Je dirais même que si un essai apporte sa pierre, aussi modeste soit-elle, alors il mérite d'exister, et si les pierres sont nombreuses au point de constituer un pan de mur, alors il faut le louer. Cette Psychanalyse du jeu est indéniablement de la seconde catégorie. Simple, agréable à lire (si ce n'est la petitesse des caractères de la version de poche), intelligent et inspiré, je ne saurais trop vous en recommander la lecture si vous vous demandez à quoi peut bien servir le jeu.

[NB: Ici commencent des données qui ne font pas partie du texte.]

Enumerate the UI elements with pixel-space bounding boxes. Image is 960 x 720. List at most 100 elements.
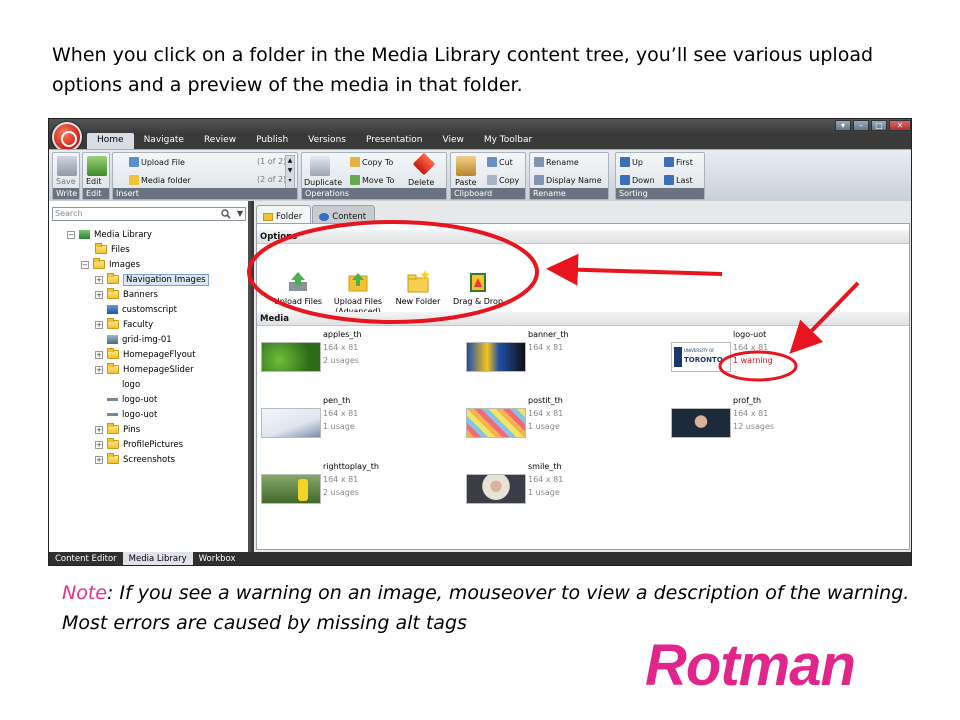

Pour être des parents acceptables : une psychanalyse du jeu de Bruno Bettelheim, Robert Laffont (1987) 1988, 401 pages, €.

mercredi 6 avril 2011

L'enfant et le jeu

Descartes, dans son Discours de la méthode, écrit que : Le bon sens est la chose du monde la mieux partagée", mais s'est pour mieux s'en défier puisque le bon sens n'est que l'illusion de la raison, et qu'il est à la portée de tout un chacun, il ne peut donc représenter une méthode  acceptable. Jean Chateau n'a visiblement pas lu Descartes et nous livre un essai entièrement sous le sceau du bon sens. De ce fait, il n'éprouve jamais le besoin de justifier ce qu'il affirme, puisque c'est évident : "L'enfant aime la règle ; dans la règle il trouve le plus sûr instrument de son affirmation ; par elle il manifeste la permanence de son être, sa volonté, son autonomie." (p. 89). C'est pratique, ne sachant pas ce que l'auteur entend par "règle", "aime", "affirmation" ou "permanence de l'être" on ne peut le contredire. Il enfile ainsi sur 200 pages les postulats comme les perles.

Pourtant connu et respecté, auteur d'une partie de l'article Jeu dans l'Encyclopaedia Universalis, Jean Chateau n'est que rarement cité par l'épistémologie ludique. On comprend mieux pourquoi à la lecture de ce monologue consensuel digne du café de commerce du coin. Rien n'est absolument faux puisque rien non plus n'y est juste. L'ensemble relève constamment d'un entre-deux tiède et fade. Plus contestable, l'auteur utilise son intime conviction en ce qui concerne sa théorie de "l'appel de l'aîné", démontrée nulle part, pour contester les résultats de Terman produits par une méthode d'enquête (p. 155). On ne sauve guère que quelques rares citations d'auteurs qui apportent les seuls arguments de l'ouvrage, et on n'en retient qu'une chose : l'auteur n'a rien à dire sur le rapport de l'enfant au jeu.

Un ouvrage tout sauf scientifique, qui ne nous apprend rien qu'on ne sache déjà, et qui navigue sans cesse de généralisations abusives en raccourcis simplificateurs, sans jamais atteindre à la synthèse ou à la vulgarisation. Une perte de temps.

L'enfant et le jeu de Jean Chateau, Editions du Scarabée (1954) 1967, 203 pages, épuisé.